This was in my first year of engineering degree. A hungry, home-food sick student (me) was treated (by a college senior) with a lavish buffet in one of the best five star hotels in Mumbai! You get served with so many dishes that you struggle to decide where to start, what to taste and what to eat!
Why is this relevant here? Well, I had a similar feeling when I looked at the videos from the recent SciPy conference.
All the Pythonists in the data science community are in for a treat today!
Scientific Computing with Python 2015, popularly known as SciPy 2015 conference, which was held recently at Austin, Texas, USA had a similar experience to offer. This 6 day conference showcased the best of research work happening in Python. There were some fantastic tutorials on data science. The pain point is, if you check the YouTube channel, 115 videos have been uploaded which covers topic ranging from bio science, geo science, astro science and data science. We had to watch every video to come up with this recommended list.
A few things to note:
- The videos listed below are strictly associated with Python in Data Science. If you are looking for anything else from SciPy 2015, you should check the official page of the conference. For your convenience, we have categorized the videos into different topics of data science which shall help you to learn in a structured manner.

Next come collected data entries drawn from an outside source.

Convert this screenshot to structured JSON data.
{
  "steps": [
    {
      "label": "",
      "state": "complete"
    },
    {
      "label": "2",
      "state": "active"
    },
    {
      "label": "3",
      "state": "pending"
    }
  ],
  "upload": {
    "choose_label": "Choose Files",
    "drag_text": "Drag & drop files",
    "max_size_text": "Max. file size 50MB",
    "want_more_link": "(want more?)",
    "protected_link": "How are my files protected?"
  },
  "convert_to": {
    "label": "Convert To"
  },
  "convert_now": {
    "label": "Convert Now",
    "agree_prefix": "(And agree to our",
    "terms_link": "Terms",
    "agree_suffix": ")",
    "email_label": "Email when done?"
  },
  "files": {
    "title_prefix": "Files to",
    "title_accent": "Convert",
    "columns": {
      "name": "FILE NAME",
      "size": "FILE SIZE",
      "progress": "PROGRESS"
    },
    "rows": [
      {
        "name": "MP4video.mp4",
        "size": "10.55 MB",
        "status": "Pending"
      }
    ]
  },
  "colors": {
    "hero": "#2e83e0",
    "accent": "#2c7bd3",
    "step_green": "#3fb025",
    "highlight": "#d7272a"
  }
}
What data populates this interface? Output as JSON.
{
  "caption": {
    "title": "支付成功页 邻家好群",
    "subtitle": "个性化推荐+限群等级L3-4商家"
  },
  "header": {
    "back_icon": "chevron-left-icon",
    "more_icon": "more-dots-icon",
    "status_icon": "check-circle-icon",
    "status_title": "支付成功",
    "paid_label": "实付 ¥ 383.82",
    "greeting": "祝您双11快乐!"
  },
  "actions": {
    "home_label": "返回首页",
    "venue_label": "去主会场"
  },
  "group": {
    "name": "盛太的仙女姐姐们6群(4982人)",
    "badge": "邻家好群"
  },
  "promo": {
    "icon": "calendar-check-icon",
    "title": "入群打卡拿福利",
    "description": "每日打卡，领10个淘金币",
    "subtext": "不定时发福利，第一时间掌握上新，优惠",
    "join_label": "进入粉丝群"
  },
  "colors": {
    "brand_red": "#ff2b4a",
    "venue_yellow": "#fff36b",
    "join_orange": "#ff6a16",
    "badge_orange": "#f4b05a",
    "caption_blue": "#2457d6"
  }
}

- This list is by no means a judgement on usefulness of the work shown in the conference. We are no one to judge that. We have come up with this recommendation with an objective to help our audience cover the best of data science from the conference in lesser time. If you have time and motivation, you should definitely view the awesome work on showcase.
- If you do the math, it is almost humanly impossible to watch all these videos with my current commitments in less than a week. I would not have been able to compile this without awesome help from Manish & Aditya (our summer intern). Thanks to them for helping me out with creating this.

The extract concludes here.